Friday, June 29, 2007

The Surge is not Working


One hundred U.S. soldiers have died this month and the surge has lead to the most casualties (329) of any quarter since the invasion began in March of 2003.

General Peter Pace said today judging the surge by how many American casualties occur is not a proper measuring stick. Instead, he said: "measuring the level of violence in Iraq a 'self-defeating approach to tracking results' and added, 'What’s most important is do the Iraqi people feel better about today than they did about yesterday, and do they think tomorrow’s going to be better than today?'When asked if he actually knew how the Iraqi people currently feel about the U.S. occupation of Iraq he conceded, “I do not have that in my head.”

In a recent survey however, the Iraqis said:

39 percent of Iraqis said they feel their lives are “going well,” compared to 71 percent in November 2005.”
40 percent of Iraqis said the situation in Iraq will be “somewhat or much better” a year from now, compared to 69 percent in November 2005.

26 percent of Iraqis said they feel “very safe” in their neighborhoods, compared to 63 percent in November 2005.

82 percent of Iraqis said they “lack confidence” in coalition forces.

69 percent of Iraqis said coalition forces make “the security situation worse.”

Maybe the "coalition" needs a new measurement by September to keep the war going. Because in September the American people WILL revolt.

2 comments:

Anonymous said...

When is the war won? can it be won? When do we decide that Iraq is safe enough for us (and the "coalition" forces0 to leave. Will it ever be? Or will we create, like so many sources have stated as very possible, a new Korea? Where we protect from afar, in sand bunkers, out in the dunes? Sci-fi movies couldn't make up a story like Iraq. But learning a little history before you start a war in the most volatile region in the Universe could have done a little good.
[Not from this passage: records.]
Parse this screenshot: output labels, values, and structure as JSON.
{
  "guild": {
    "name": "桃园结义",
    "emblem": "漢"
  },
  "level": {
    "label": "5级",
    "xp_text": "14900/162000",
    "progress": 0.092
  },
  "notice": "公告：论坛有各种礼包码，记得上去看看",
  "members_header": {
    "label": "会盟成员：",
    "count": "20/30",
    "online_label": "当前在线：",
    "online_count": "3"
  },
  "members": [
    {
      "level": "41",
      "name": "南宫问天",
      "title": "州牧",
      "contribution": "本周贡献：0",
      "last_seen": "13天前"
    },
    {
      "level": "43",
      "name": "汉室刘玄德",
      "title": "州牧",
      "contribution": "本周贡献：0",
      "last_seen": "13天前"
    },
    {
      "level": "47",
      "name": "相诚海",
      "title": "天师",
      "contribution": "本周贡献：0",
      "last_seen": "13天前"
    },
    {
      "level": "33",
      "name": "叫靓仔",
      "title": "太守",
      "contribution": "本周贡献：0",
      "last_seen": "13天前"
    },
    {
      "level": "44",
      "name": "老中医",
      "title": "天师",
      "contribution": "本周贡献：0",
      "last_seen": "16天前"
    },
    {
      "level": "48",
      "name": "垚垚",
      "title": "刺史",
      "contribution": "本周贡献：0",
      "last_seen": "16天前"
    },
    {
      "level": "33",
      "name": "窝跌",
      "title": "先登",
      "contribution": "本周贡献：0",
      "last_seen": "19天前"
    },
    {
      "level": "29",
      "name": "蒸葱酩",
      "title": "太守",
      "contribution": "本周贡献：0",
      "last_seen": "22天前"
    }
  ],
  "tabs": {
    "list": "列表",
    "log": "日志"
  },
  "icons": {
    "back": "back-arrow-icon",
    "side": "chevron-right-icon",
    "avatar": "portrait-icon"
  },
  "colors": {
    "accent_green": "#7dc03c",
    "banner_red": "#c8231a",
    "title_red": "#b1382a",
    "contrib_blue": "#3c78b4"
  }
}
Now, of course, hindsight is 20/20. And that is what the Bush admin. wants us to believe: that we got into it, so we need to finish it off to help the Iraqi people, and secure the region. So we should put up with the soldiers dying for an infinite time period. We should continue securing a region that has us as big, obvious targets. That is run by politicians that our Congress is too afraid of its own President to actually hold to any real time lines. How long do Americans have to put up with this farce?

And how many more Iraqis have to die before we realize that maybe the strategy failed. The surge failed. i am not happy that it failed. I am untterly dismayed that so many people die every day in Iraq. But more troops isnt making the situation any better. The Iraqi people have to do that.

Anonymous said...

First let me admit that the war was ignorant, idiotic, and insane from the word go, and that it's even dumber for us to be there now. Let me nevertheless try to make a case for the surge, and then demolish that case.

If you believe that there might be a sort of quarterly seasonal pattern for US deaths in Iraq, you might look at the fact that deaths between April and June went up 'only' (?) 36% from January through March, while they went up 39% between those two periods in 2006. A small problem for that theory is that casualties between those two periods went up only 5% in 2005. So much for the 'seasonal pattern' 'remember Fallujah' theory.

Clearly, instead of more 'boots on the ground' we've arguably been giving them more 'fish in the barrel.' Indeed, most pro-war nuts and Rumsfeld-hating leftists (and pathetic neos still trying to justify their moronic war) need to realize that Rumsfeld probably picked a casualty MINIMIZING number of 150,000 troops (given that we didn't HAVE a million troops) that was a number merely intended to 'hold down the fort' until we could get Iraqi forces trained. Rumsfeld's mistake came in not realizing that Bush's real goal was not a stable Iraq but high oil prices so as to enrich himself, his mistress Conartista Rice, Cheney, and of course the oil-rich Saudis and British. Hence our deliberate failure to train Iraqi forces to replace ours.

Rummy was probably justified in firing Shinseki. 300,000 was probably a US casualty MAXIMIZING number. Beyond that figure, more troops would have brought the casualties down so that at 450,000 troops we'd have had the same casualties we have now, but at three times the expense. ONLY beyond a figure of 450,000 would we probably be having LOWER casualties than we have now, and at about a million troops (the same number the Soviets had in East Germany, a nation which was of comparable population to Iraq) we'd have had no casualties at all. BUT WE DIDN'T HAVE 450,000 troops, MUCH LESS a million, or even 300,000.

This war is idiotic, insane, and ignorant, and the Surge is a maraschino cherry on a doo-doo sundae. Will GOP chameleon Mitt Romney or perhaps sincere true believer Huckabee have the brains to repudiate the Bush Administration? If not, and if Ron Paul is not nominated, the GOP nominee can kiss it goodbye to whatever randomly selected Democrat is nominated. That's what Lugar and Voinovich were saying this week without really coming out and saying it.